山大工らも準備を進めます。今日一日は高所で作業を行うため、安全対策の完全装備。ハーネス型の墜落制止用器具を着用し、ヘルメットをかぶります。安全確認を全員で行って、いざ10数メートルある素山(飾り山笠の骨組み)へ。

まずはホコリがたっぷりついた矢切を掃除するところから。ブロワーで吹き飛ばし、雑巾で矢切の木材を拭き上げます。

掃除を終えたら、矢切に人形を引き上げるロープをかけました。飾り付け作業の準備が完了です。

飾り付けは先ずは必ず最初に三神の額から始められます。先輩人形師の三神の額が山大工の手によって引き上げられていき、素山の天辺に据えられます。

山小屋から少し離れた場所で田中人形師は、その据えた状況をチェック。「も少し浜側に振ってもらえますか?」と、博多の山笠の飾り付け独特な風習である地名を使った方向の指示を行いながら、飾りの角度や向きなどを調整していきます。

次は人形が引き上げられていきます。人形の背中に付けられた支柱に紐を結びつけられると、素山の上に登った山大工が慎重に慎重に引き上げ、人形の足場の飾りと組み合わせて飾られます。

櫛田神社を参拝しに来た観光客は、めったに見れない飾り山笠の飾り付けの様子を見れて興味津々。山小屋前で足を止め「わ、飾りをつけてる」「高いねぇ」と喜びながら、人形師と山大工の作業を見守ります。
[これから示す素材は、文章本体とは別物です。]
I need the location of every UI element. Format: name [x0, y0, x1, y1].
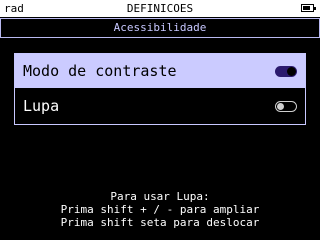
magnifier-toggle[interactable]	[275, 101, 297, 112]
screen-title: DEFINICOES	[126, 2, 194, 15]
battery-icon	[301, 4, 316, 12]
menu-item-label: Lupa	[23, 97, 60, 115]
help-line: Prima shift seta para deslocar	[60, 216, 260, 229]
battery-level	[303, 6, 310, 10]
menu-item-label: Modo de contraste	[23, 62, 177, 80]
help-line: Prima shift + / - para ampliar	[60, 203, 260, 216]
section-title: Acessibilidade	[0, 18, 320, 38]
help-text: Para usar Lupa: Prima shift + / - para a…	[0, 190, 320, 229]
toggle-knob	[287, 67, 296, 76]
menu-item-contrast-mode[interactable]: Modo de contraste	[15, 54, 305, 89]
status-bar: rad DEFINICOES	[0, 0, 320, 17]
toggle-knob	[277, 103, 284, 110]
help-line: Para usar Lupa:	[110, 190, 210, 203]
settings-menu: Modo de contraste Lupa	[14, 53, 306, 125]
menu-item-magnifier[interactable]: Lupa	[15, 89, 305, 124]
contrast-mode-toggle[interactable]	[275, 66, 297, 77]
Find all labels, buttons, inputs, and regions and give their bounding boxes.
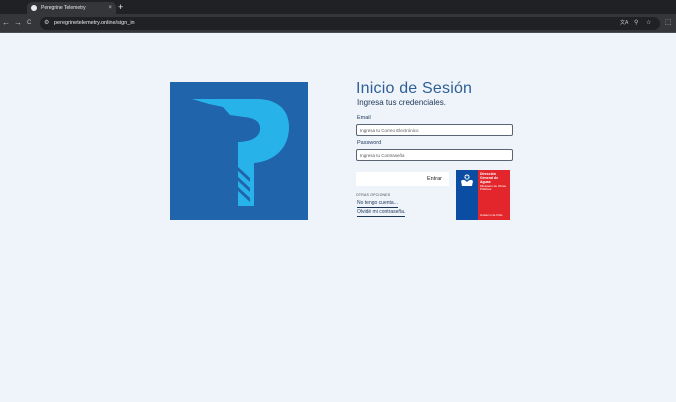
reload-button[interactable]: C [27, 17, 31, 29]
dga-title: Dirección General de Aguas [480, 172, 499, 184]
dga-logo-blue-panel [456, 170, 478, 220]
dga-ministry: Ministerio de Obras Públicas [480, 184, 507, 192]
bookmark-star-icon[interactable]: ☆ [646, 19, 651, 28]
password-field[interactable] [356, 149, 513, 161]
tab-title: Peregrine Telemetry [41, 5, 86, 11]
dga-logo: Dirección General de Aguas Ministerio de… [456, 170, 510, 220]
dga-logo-red-panel: Dirección General de Aguas Ministerio de… [478, 170, 510, 220]
no-account-link[interactable]: No tengo cuenta... [357, 200, 398, 208]
zoom-icon[interactable]: ⚲ [634, 19, 638, 28]
peregrine-mark-icon [192, 99, 290, 206]
forward-button[interactable]: → [14, 17, 22, 29]
peregrine-logo [170, 82, 308, 220]
browser-tab[interactable]: Peregrine Telemetry × [27, 2, 116, 14]
browser-toolbar: ← → C ⚙ peregrinetelemetry.online/sign_i… [0, 14, 676, 33]
forgot-password-link[interactable]: Olvidé mi contraseña. [357, 209, 406, 217]
new-tab-button[interactable]: + [118, 2, 123, 12]
address-bar[interactable]: ⚙ peregrinetelemetry.online/sign_in 文A ⚲… [40, 17, 660, 30]
page-title: Inicio de Sesión [356, 80, 473, 97]
email-field[interactable] [356, 124, 513, 136]
email-label: Email [357, 115, 371, 121]
other-options-heading: OTRAS OPCIONES [356, 193, 391, 197]
page-subtitle: Ingresa tus credenciales. [357, 98, 446, 107]
dga-government: Gobierno de Chile [480, 213, 503, 217]
submit-button[interactable]: Entrar [356, 172, 449, 186]
browser-tab-bar: Peregrine Telemetry × + [0, 0, 676, 14]
site-info-icon[interactable]: ⚙ [44, 20, 49, 27]
favicon-icon [31, 5, 37, 11]
address-url[interactable]: peregrinetelemetry.online/sign_in [54, 20, 135, 27]
password-label: Password [357, 140, 382, 146]
extensions-icon[interactable]: ⬚ [665, 18, 672, 28]
translate-icon[interactable]: 文A [620, 19, 628, 28]
back-button[interactable]: ← [2, 17, 10, 29]
chile-crest-icon [461, 174, 473, 186]
close-tab-icon[interactable]: × [108, 5, 112, 11]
次は徳川家康の人形です。同じように引っ張り上げられていきます。

「もう少し傾けてくれますか?・・・そうそう、そんな感じです」と声を上げて指示を出していく田中人形師。

「人形とか見て気づきました?」と唐突に田中人形師が話し出しました。「今年の標題、私と親父が15年前に櫛田神社の飾り山笠を担当した時、親父が作った表の飾りと同じ内容なんですよ」

2011年の櫛田神社の飾り山笠 表「智将疾風関ケ原」(人形師:田中比呂志)

「今年から櫛田神社の飾り山笠をやるって決まった時、”あー、だったら親父のアレを作りたいな”と思ったんですね。どこまで親父のヤツに近付けるのかチャレンジです。」と笑顔で話す田中勇人形師。田中人形師が見つめるその先で、親子二代の絆、そして師に挑戦する飾りが姿を現しつつありました。

櫛田神社の飾付けは、表は今日で終了。明日は見送り側の飾り付けが行われます。一般公開は7月1日から。あと約2週間、博多の町は徐々に熱気を帯び始めます。